第4話・別離

 グラン家の本館ではなく離れで生活するアナベルだったが、一日に二度は必ず回廊を渡って本館を訪れて来る。朝と夕の食事は本館にある食堂に用意される為、叔父である領主は職務の忙しさから同席することは稀だが、ジョセフ達従兄弟とその母親のセリーナとは常に一緒。

 実の両親と離れて暮らしてはいたが、少女が一人で食事することは一切無い。


 一階の厨房から程近い場所にある食堂は、来客時に使うホールとは比較対象にならないほどこじんまりとして飾り気もない。唯一あるのは壁際に置かれた花瓶くらいだろうか。見栄えよりも給仕に付く使用人の作業効率を優先し、日常使いを意識した室内。

 元来、グラン家は不必要な煌びやかさを好まない一族であり、先日の前領主夫人の誕生祝いがその筆頭例と言って良い。そういったこともあり、近年は特に領民からの支持も厚い。


 朝食を終え、食後のお茶を一口飲んだ後、現領主夫人であるセリーナが子供達の食事風景をしばらく眺めてから口を開く。


「今日の昼前にネーブル商会の方が来られるわ。何か頼んでおいて欲しい物はある? ノーラは新しい髪飾りが欲しいというのは聞いたけれど――」

「お母様、私も髪飾りが欲しいわ。今のより、もう少し大人っぽいのがいいの。あと、こないだのナッツの入ったクッキーもお願いっ」


 馴染みの商会で取り寄せる品を確認すると、長女のミレイが母の言葉を遮る勢いで喋り出す。妹の抜け駆けも許せなかったが、そんなことより前回に届けられた菓子の味がどうしても忘れられない。


「ミレイは髪飾りとクッキーね。ジョセフとベルはどう? 最近ぐっと背が伸びたみたいだし、ベルは新しい洋服を仕立て直さないといけないわね。もう去年の物は着られなくなってるでしょう?」

「僕は今回は別に……あ、インクがもうすぐ無くなりそうなのでお願いします」

「あら、インクならお父様のところに余分があったはずよ。後で分けていただきなさいな」


 母の提案に黙って頷き返すと、ジョセフは隣の席で食事しているベルを盗み見た。卵料理を味わいながら小首を傾げている従姉妹は、注文してもらう物を必死で考え込んでいるようだった。

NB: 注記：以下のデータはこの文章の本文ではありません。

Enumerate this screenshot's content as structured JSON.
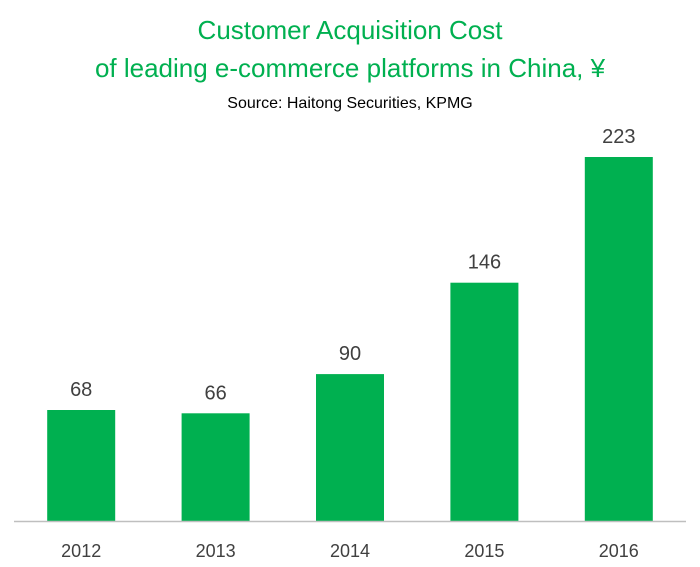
{
  "chart_data": {
    "type": "bar",
    "title_line1": "Customer Acquisition Cost",
    "title_line2": "of leading e-commerce platforms in China, ¥",
    "subtitle": "Source: Haitong Securities, KPMG",
    "categories": [
      "2012",
      "2013",
      "2014",
      "2015",
      "2016"
    ],
    "values": [
      68,
      66,
      90,
      146,
      223
    ],
    "xlabel": "",
    "ylabel": "",
    "ylim": [
      0,
      223
    ],
    "grid": false,
    "legend": "none",
    "bar_color": "#00B050",
    "axis_color": "#BFBFBF",
    "title_color": "#00B050"
  }
}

「洋服はよく分からないから、叔母様にお任せします。あとは、薬草のことが載っている図鑑かしら」

「ふふふ、薬草図鑑ね、ベルらしいわ。お婆様もお持ちで無さそうな、新しい物を探していただきましょう」


 仕立て直す洋服はどんなのが良いかしら、と義理の姪から任されたことで機嫌良く微笑むセリーナ。娘達とベルはまた違うタイプだから、悩み甲斐があるというもの。商家の出だからか、相手の好みに合う物を選ぶとなると我が事以上に気合いが入る気質のようだ。


 あまり離れの館から出てくることがない従姉妹だったが、必ず顔を合わせることができる食事の時間はジョセフにとって一番の楽しみだった。勿論、同じ敷地内にいるのだから時間さえあれば何かしらの用事を作ってはベルの部屋の扉を叩くことはある。

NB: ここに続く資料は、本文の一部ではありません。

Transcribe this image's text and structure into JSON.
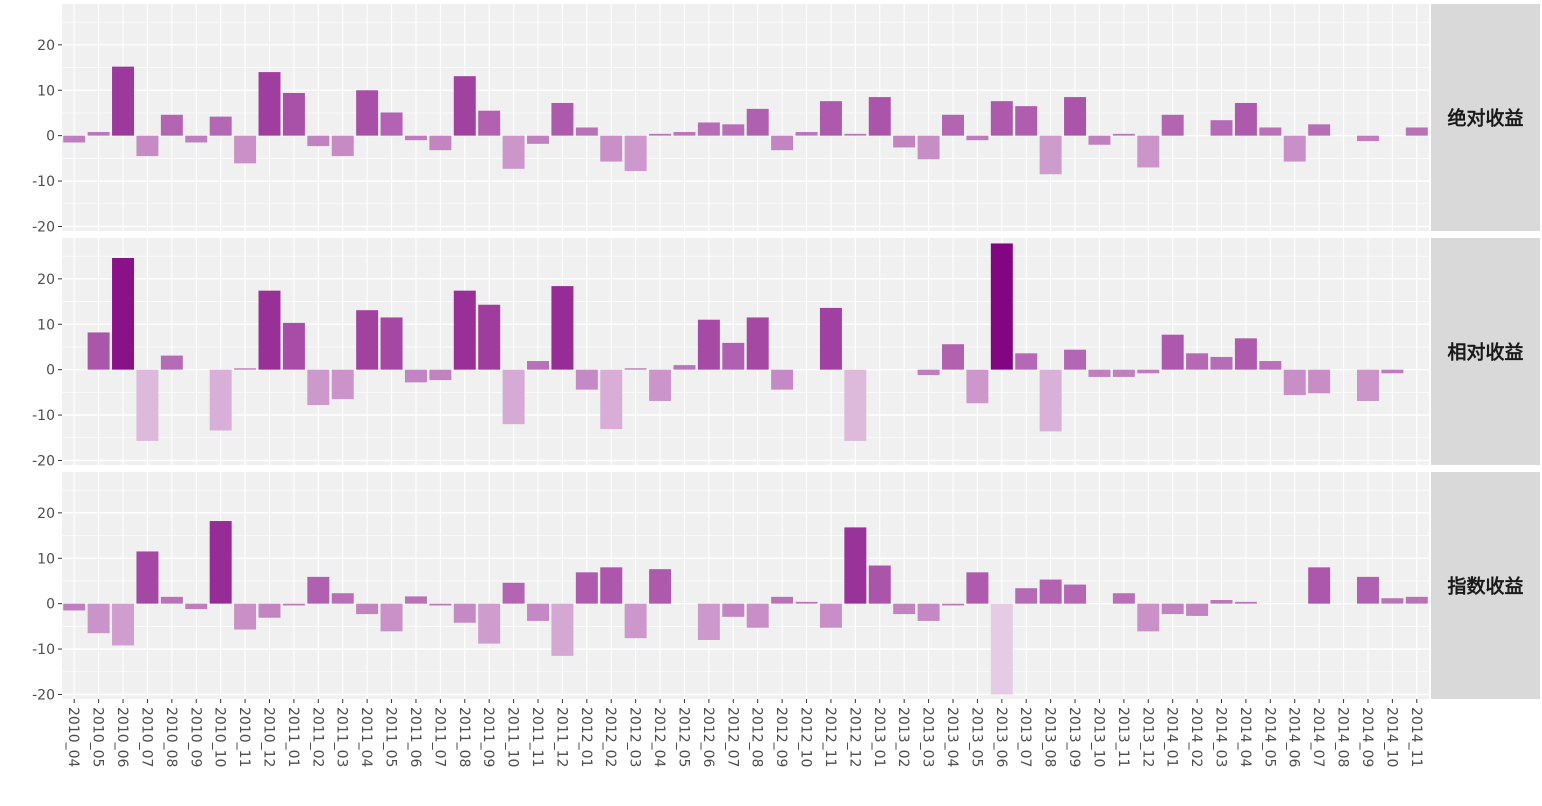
{
  "chart_data": {
    "type": "bar",
    "layout": "faceted-rows",
    "grid": true,
    "legend": "none",
    "colors": {
      "panel_bg": "#f0f0f0",
      "grid": "#ffffff",
      "strip_bg": "#d9d9d9",
      "bar_low": "#e8cfe7",
      "bar_high": "#800080",
      "axis_text": "#4d4d4d"
    },
    "ylim": [
      -21,
      29
    ],
    "yticks": [
      -20,
      -10,
      0,
      10,
      20
    ],
    "categories": [
      "2010_04",
      "2010_05",
      "2010_06",
      "2010_07",
      "2010_08",
      "2010_09",
      "2010_10",
      "2010_11",
      "2010_12",
      "2011_01",
      "2011_02",
      "2011_03",
      "2011_04",
      "2011_05",
      "2011_06",
      "2011_07",
      "2011_08",
      "2011_09",
      "2011_10",
      "2011_11",
      "2011_12",
      "2012_01",
      "2012_02",
      "2012_03",
      "2012_04",
      "2012_05",
      "2012_06",
      "2012_07",
      "2012_08",
      "2012_09",
      "2012_10",
      "2012_11",
      "2012_12",
      "2013_01",
      "2013_02",
      "2013_03",
      "2013_04",
      "2013_05",
      "2013_06",
      "2013_07",
      "2013_08",
      "2013_09",
      "2013_10",
      "2013_11",
      "2013_12",
      "2014_01",
      "2014_02",
      "2014_03",
      "2014_04",
      "2014_05",
      "2014_06",
      "2014_07",
      "2014_08",
      "2014_09",
      "2014_10",
      "2014_11"
    ],
    "series": [
      {
        "name": "绝对收益",
        "values": [
          -1.5,
          0.8,
          15.2,
          -4.5,
          4.6,
          -1.5,
          4.2,
          -6.1,
          14.0,
          9.4,
          -2.3,
          -4.5,
          10.0,
          5.1,
          -1.0,
          -3.2,
          13.1,
          5.5,
          -7.3,
          -1.8,
          7.2,
          1.8,
          -5.7,
          -7.8,
          0.4,
          0.8,
          2.9,
          2.5,
          5.9,
          -3.2,
          0.8,
          7.6,
          0.4,
          8.5,
          -2.6,
          -5.2,
          4.6,
          -1.0,
          7.6,
          6.5,
          -8.5,
          8.5,
          -2.0,
          0.4,
          -7.0,
          4.6,
          0.0,
          3.4,
          7.2,
          1.8,
          -5.7,
          2.5,
          0.0,
          -1.2,
          0.0,
          1.8
        ]
      },
      {
        "name": "相对收益",
        "values": [
          0.0,
          8.2,
          24.6,
          -15.7,
          3.1,
          0.0,
          -13.4,
          0.3,
          17.4,
          10.3,
          -7.8,
          -6.5,
          13.1,
          11.5,
          -2.8,
          -2.3,
          17.4,
          14.3,
          -12.0,
          1.9,
          18.4,
          -4.4,
          -13.1,
          0.3,
          -6.9,
          1.0,
          11.0,
          5.9,
          11.5,
          -4.4,
          0.0,
          13.6,
          -15.7,
          0.0,
          0.0,
          -1.2,
          5.6,
          -7.4,
          27.8,
          3.6,
          -13.6,
          4.4,
          -1.6,
          -1.6,
          -0.8,
          7.7,
          3.6,
          2.8,
          6.9,
          1.9,
          -5.6,
          -5.2,
          0.0,
          -6.9,
          -0.8,
          0.0
        ]
      },
      {
        "name": "指数收益",
        "values": [
          -1.5,
          -6.5,
          -9.2,
          11.5,
          1.5,
          -1.2,
          18.2,
          -5.7,
          -3.1,
          -0.4,
          5.9,
          2.3,
          -2.3,
          -6.1,
          1.6,
          -0.4,
          -4.2,
          -8.8,
          4.6,
          -3.8,
          -11.5,
          6.9,
          8.0,
          -7.6,
          7.6,
          0.0,
          -8.0,
          -2.9,
          -5.3,
          1.5,
          0.4,
          -5.3,
          16.8,
          8.4,
          -2.3,
          -3.8,
          -0.4,
          6.9,
          -20.0,
          3.4,
          5.3,
          4.2,
          0.0,
          2.3,
          -6.1,
          -2.3,
          -2.7,
          0.8,
          0.4,
          0.0,
          0.0,
          8.0,
          0.0,
          5.9,
          1.2,
          1.5
        ]
      }
    ]
  }
}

 ただ、いつ部屋を訪れてもソファーの周りに書物を山積みにして、ベルはその場から一歩足りとも動こうとはしなかった。気を利かせた世話係が、「せっかくジョセフ様がいらしてくださっているんですから」と促しても、彼のことはまるで見えていないかのように平然と読書を続けるのが常だ。

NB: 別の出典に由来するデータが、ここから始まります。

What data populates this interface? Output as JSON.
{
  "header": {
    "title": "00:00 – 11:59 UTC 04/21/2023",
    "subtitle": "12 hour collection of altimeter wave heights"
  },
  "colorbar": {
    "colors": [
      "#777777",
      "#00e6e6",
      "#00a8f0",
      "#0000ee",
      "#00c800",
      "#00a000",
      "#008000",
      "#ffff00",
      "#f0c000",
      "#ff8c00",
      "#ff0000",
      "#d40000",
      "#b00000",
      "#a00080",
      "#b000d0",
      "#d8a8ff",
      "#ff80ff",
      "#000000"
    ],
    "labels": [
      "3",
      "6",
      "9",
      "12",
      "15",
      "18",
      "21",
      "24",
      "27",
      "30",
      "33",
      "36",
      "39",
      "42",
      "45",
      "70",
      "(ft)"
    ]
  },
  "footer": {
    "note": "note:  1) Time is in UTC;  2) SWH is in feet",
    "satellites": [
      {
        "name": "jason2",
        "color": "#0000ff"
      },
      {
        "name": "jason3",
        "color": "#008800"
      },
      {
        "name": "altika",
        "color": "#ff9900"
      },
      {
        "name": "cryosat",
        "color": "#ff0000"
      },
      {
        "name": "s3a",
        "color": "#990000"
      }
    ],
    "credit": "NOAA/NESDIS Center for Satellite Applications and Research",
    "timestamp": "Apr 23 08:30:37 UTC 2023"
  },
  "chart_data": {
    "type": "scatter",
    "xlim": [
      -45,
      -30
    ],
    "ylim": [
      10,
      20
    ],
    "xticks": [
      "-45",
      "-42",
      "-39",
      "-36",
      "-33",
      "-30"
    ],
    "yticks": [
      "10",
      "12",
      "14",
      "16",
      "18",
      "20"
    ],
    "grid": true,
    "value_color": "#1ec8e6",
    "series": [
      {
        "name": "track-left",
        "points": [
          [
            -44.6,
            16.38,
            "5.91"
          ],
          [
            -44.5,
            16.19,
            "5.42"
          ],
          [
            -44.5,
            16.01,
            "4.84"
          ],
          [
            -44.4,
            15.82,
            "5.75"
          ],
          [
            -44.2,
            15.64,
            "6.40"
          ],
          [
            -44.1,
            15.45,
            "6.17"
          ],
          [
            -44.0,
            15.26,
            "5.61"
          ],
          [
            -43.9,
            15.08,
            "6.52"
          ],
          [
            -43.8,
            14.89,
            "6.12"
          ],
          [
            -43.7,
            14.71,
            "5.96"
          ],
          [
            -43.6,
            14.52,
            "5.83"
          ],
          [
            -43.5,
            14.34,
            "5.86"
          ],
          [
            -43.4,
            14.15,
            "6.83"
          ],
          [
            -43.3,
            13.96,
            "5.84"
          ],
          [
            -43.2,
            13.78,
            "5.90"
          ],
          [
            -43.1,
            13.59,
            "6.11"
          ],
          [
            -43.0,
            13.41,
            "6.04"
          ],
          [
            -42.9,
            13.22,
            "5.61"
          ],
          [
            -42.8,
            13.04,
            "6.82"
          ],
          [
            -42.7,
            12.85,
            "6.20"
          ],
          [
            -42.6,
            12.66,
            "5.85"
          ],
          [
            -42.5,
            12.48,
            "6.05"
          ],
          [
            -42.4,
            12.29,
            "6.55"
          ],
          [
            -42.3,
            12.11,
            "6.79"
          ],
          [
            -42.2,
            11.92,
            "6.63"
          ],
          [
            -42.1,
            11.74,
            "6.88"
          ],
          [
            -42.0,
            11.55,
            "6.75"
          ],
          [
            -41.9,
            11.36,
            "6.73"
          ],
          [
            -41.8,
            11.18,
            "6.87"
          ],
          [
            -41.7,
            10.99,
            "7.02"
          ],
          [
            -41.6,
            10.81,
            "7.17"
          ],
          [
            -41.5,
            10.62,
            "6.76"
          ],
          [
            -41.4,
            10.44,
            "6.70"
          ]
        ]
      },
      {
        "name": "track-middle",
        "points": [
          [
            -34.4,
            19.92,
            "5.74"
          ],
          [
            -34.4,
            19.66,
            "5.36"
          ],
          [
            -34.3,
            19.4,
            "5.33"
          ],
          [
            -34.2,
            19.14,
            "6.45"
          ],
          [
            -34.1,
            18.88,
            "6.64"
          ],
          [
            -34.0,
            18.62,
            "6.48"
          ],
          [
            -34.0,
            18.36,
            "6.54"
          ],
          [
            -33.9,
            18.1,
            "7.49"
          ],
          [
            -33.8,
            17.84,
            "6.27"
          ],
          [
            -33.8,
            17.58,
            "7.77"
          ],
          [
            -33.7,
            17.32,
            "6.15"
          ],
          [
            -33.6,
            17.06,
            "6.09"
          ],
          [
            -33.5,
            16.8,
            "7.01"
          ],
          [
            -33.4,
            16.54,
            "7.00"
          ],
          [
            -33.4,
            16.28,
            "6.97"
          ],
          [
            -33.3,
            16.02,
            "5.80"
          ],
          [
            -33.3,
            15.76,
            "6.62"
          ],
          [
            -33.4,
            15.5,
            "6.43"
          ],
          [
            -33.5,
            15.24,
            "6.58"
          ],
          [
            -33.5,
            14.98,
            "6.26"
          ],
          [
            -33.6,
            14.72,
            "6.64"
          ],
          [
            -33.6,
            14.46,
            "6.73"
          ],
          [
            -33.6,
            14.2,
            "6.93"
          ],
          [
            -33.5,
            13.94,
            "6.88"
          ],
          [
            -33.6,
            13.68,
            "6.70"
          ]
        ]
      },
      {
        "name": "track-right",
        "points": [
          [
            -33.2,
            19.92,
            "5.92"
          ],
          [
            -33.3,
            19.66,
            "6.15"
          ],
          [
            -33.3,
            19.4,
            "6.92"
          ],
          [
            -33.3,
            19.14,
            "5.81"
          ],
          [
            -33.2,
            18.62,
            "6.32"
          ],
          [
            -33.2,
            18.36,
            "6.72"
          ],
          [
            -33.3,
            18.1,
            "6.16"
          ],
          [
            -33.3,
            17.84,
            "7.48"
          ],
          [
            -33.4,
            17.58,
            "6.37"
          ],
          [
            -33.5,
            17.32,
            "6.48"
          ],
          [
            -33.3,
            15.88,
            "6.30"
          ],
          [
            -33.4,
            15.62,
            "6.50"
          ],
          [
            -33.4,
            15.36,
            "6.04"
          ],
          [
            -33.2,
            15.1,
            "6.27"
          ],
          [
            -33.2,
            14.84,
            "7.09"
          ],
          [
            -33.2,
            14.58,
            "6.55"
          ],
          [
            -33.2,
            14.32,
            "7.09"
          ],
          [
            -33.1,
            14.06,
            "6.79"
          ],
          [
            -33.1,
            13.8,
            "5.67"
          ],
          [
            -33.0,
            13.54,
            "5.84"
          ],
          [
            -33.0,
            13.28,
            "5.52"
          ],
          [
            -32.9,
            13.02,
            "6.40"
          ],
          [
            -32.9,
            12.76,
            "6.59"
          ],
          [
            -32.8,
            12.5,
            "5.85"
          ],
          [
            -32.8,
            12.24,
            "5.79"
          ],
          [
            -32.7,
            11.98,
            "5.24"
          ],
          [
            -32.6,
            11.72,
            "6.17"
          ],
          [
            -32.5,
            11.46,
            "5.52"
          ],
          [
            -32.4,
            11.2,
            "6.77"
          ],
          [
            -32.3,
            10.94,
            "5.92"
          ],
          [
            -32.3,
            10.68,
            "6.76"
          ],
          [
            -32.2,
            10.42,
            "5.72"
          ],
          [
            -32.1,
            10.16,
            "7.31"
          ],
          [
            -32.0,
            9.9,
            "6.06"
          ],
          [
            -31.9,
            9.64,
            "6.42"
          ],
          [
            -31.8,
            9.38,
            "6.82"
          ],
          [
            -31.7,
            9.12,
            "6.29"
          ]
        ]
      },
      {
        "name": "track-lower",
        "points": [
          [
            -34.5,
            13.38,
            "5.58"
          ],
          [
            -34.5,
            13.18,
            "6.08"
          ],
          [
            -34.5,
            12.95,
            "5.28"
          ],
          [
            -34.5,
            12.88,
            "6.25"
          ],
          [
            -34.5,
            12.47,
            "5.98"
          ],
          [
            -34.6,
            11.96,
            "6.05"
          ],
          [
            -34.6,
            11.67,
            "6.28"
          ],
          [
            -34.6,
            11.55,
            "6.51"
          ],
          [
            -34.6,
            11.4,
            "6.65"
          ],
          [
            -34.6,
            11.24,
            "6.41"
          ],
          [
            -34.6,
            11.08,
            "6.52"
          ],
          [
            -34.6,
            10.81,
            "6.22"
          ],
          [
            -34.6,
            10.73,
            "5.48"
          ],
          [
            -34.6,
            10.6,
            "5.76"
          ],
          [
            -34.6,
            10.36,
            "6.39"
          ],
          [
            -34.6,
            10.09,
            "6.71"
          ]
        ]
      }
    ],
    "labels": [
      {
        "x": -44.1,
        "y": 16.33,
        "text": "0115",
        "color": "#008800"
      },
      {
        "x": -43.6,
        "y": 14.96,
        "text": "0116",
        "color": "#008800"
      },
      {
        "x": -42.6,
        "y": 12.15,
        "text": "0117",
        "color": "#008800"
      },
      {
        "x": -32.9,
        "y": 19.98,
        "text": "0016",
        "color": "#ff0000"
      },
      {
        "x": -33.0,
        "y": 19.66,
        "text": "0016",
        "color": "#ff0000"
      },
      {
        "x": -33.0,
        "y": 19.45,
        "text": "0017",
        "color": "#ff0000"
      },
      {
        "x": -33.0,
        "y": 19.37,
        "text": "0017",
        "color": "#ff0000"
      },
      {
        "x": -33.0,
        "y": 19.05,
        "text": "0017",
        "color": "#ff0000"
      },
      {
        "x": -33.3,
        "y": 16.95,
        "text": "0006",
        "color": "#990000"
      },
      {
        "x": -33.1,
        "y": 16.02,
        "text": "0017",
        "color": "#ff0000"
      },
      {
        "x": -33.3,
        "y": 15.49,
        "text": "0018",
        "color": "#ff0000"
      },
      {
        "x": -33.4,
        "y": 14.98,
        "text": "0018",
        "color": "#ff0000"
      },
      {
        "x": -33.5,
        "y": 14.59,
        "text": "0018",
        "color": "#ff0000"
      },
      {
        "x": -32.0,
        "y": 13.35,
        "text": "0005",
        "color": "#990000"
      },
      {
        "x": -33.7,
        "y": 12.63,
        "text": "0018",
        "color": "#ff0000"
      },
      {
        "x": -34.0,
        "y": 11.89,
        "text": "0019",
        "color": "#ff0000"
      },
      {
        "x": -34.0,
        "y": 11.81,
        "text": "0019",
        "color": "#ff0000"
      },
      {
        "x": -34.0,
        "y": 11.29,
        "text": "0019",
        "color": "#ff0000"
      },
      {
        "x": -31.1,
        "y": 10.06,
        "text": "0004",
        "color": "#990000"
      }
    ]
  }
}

 けれど、ジョセフにとってはそんな素っ気ない態度も愛らしく思え、書物から視線を外さないアナベルを至近距離で眺めている瞬間も至福のひと時なのだ。


 侍女が淹れてくれたお茶も、カップとソーサーが触れる音で邪魔になってしまうのではないかと手が付けられず、ただ静かに向かいの席に腰掛けたまま少女のことを見つめていた。そんな時に、不意にアナベルが書物から顔を上げてから言われたことがある。


「ジョセフの視線がうるさい」


 どう考えても、最大限の照れ隠しだ。ずっと見られているのが分かっていて、必死で素知らぬフリしていたのだと思うと、可愛くて堪らない。

 素直でないのは彼女の魅力の一つなのだ。


 またいつもと変わらず相手にされないのは分かっていたが、午前の剣術の稽古を終えてから着替えを済ませたジョセフは、商会から納品されたばかりの焼き菓子を携えて離れを訪れていた。


「これ、シュコール領で人気のお菓子なんだって」


 一緒に食べようと扉の前で菓子箱を掲げて見せながら、足を踏み入れた部屋の異変に、ジョセフは次の言葉を失ってしまう。

 床に積み上げられた沢山の木箱。開け広げられたクローゼットの中は完全な空になっていて、よく見れば普段は本館で従事しているはずの侍女まで手伝っている。


「な、何やってるの?」

「荷造りよ。お婆様から別邸での部屋の準備ができたって連絡をいただけたの。明日の朝には移るわ」


 手際よく木箱に荷物を詰めていく世話係達を遠巻きに見守りながら、アナベル自身は壁面の棚から書物を選り分けている最中だった。


「丁度良かったわ。書庫から借りたままの本を戻しに行くのを手伝って貰えない? 一人じゃ持ち切れなくって」


 本館の二階にある書庫からアナベルが頻繁に書物を持ち出しているのを見かけたことはあった。借りて来た本はそのまま部屋に置きっぱなしにしていたらしい。彼女以外で書庫を利用する者はほとんど無かったし、それについては何の問題無い。


「でも、これは多過ぎだと思うよ」

「仕方ないわ、気付いたら溜まっていたのよ」

「あ、いや、そんなことじゃなくって! 明日の朝に?! どうしてそんな急にっ?!」


 これから運ばされる書物の量にも正直驚いたが、そんなことは問題じゃない。明日にはベルと離れ離れになってしまうなんてと、ジョセフは項垂れる。


「そんな……まだ、心の準備が……」

「あら、引っ越しするのは私だけよ?」


 涙目になっている従兄弟の顔を不思議そうに覗き込んで、アナベルは小首を傾げる。